D. Ivone Lara é a grande homenageada da Ordem do Mérito Cultural 2016

Ministério da Cultura

04.11.2016

Não se sabe ao certo quando começaram a chamar a cantora e compositora Ivone Lara de "dona". De qualquer forma, a reverência é sinal de merecido respeito por uma das grandes damas do samba. Sua importância transcende o gênero musical, uma vez que ela foi a primeira mulher a assinar sambas – em especial, sambas-enredos.

"Dona Ivone Lara foi pioneiríssima! Ela mesma já contou como era quando defendia seus sambas. Subia no banquinho e cantava, mas o sogro, que era policial [Alfredo Costa, presidente da escola de samba Prazer da Serrinha], ficava na beira do palco, armado, com cara de mau, fazendo a segurança dela... Isso no final dos anos 40. Claro que depois dela existiram outras cantoras, mas compositora, é outra história.
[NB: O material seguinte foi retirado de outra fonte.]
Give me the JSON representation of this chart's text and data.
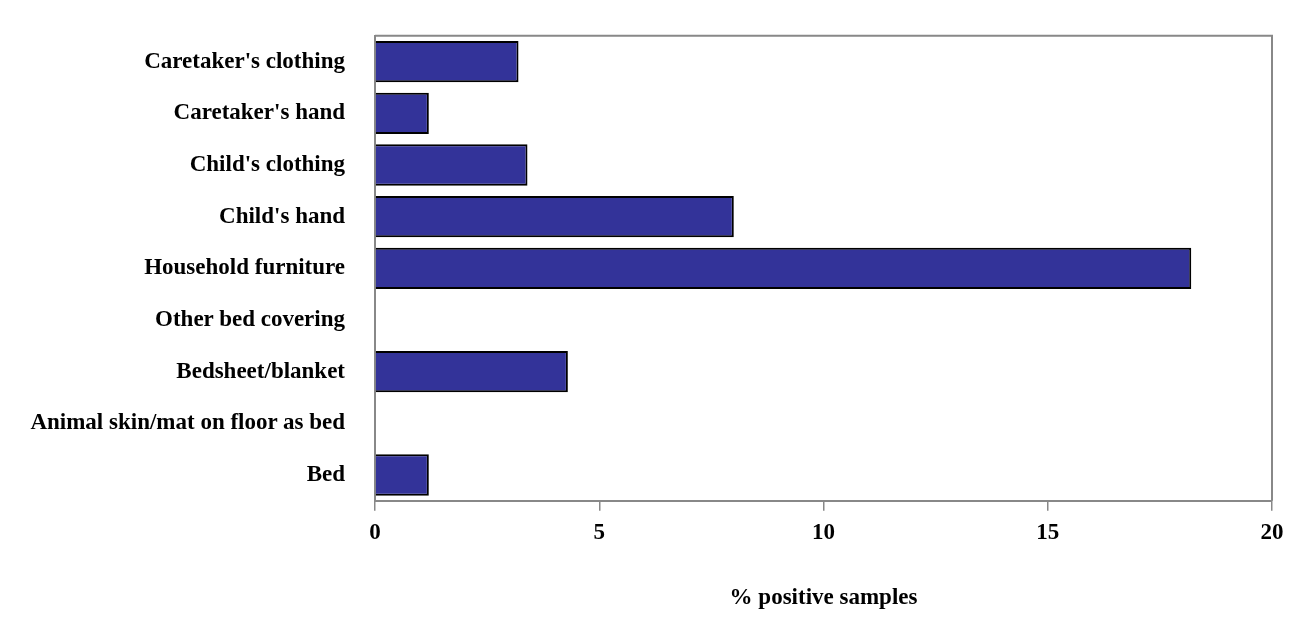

Ela foi a primeira figura na história do samba que se notabilizou como cantora e compositora", explica o diretor musical Luis Filipe de Lima.

Dona Ivone Lara é a grande homenageada na cerimônia da Ordem do Mérito Cultural 2016, que será realizada nesta segunda-feira (7), às 18h, no Palácio do Planalto, em Brasília. Deferência mais do que justa no ano em que se comemora o centenário do samba.

"Fico feliz e agradecida pelo reconhecimento à minha pessoa e por tudo que já fiz pelo samba", diz a artista. Atualmente com 95 anos, Dona Ivone Lara nasceu no bairro de Botafogo, no Rio de Janeiro. Seu pai era violonista de sete cordas e a mãe cantava em ranchos carnavalescos tradicionais.

"Acho que tudo que eu faço é devido ao ambiente em que fui criada. Apesar de ter ido para um colégio interno, para mim continuou. Nesse colégio, conheci Dona Lucília Villa-Lobos, esposa do Maestro Villa-Lobos, e Zaíra Oliveira, primeira esposa de Donga. Elas foram minhas professoras de música e me puseram no Orfeão Artístico [Orfeão dos Apinacás, da Rádio Tupi, cujo regente era o próprio Villa-Lobos] e queriam até educar minha voz. Graças a Deus, não houve possibilidade, senão, como eu ia cantar samba?", declarou, entre risadas, a artista em seu depoimento para posteridade no Museu da Imagem e do Som (MIS).

Em 1945, Dona Ivone mudou-se para Madureira, Zona Norte do Rio, e passou a frequentar a Escola de Samba Prazer da Serrinha. Nesse período, começou a compor sambas e partidos-altos, que eram mostrados para compositores por seu primo Fuleiro como se fossem dele – na ocasião, não era comum a presença feminina no meio musical. De acordo com a pesquisadora Rachel Valença, a artista só saiu na ala dos compositores da escola de samba no início dos anos 60, o que foi considerado um feito extraordinário.

"Em 1965, ela compôs, com Silas de Oliveira e Bacalhau, o clássico Os cincos bailes da corte. Ela é uma compositora esplêndida, uma mulher linda, de personalidade muito carismática. Tudo isso foi uma benção para a Império Serrano. O sogro de Dona Ivone, presidente do Prazer da Serrinha, era um déspota, ninguém podia fazer nada, aí um grupo saiu para fundar o Império Serrano. No estatuto da escola, consta, inclusive, que tudo deve ser decidido coletivamente. Dona Ivone Lara é uma cantora de sucesso que deu visibilidade ao Império Serrano, inclusive desfilando na ala das baianas", explica a pesquisadora, que está terminando a segunda edição do livro Serra, Serrinha, Serrano: o império do samba, a ser lançado em 2017, quando a escola comemora 70 anos de existência.

A paixão pela escola bate forte no coração de Dona Ivone, que declara seu amor pela música e pelo carnaval: "Apesar de não ter mais idade para desfilar, meu coração ainda é imperiano. O samba pra mim é tudo, até hoje o tenho como parte de mim", ressalta a artista, que foi tema do enredo da Império Serrano no carnaval de 2012.

Dona Ivone lançou mais de 10 discos e tem canções gravadas por grandes nomes da MPB, como Gal Costa, Maria Bethânia, Caetano Veloso, Gilberto Gil, Beth Carvalho, Jorge Aragão e Zeca Pagodinho, entre outros. No ano do centenário do samba, ela comenta sobre a evolução do gênero. "Vejo toda esta evolução como uma coisa boa, mas pode melhorar ainda mais e sei que irá, porque a nova geração que faz samba de verdade está fazendo bonito", completa a diva.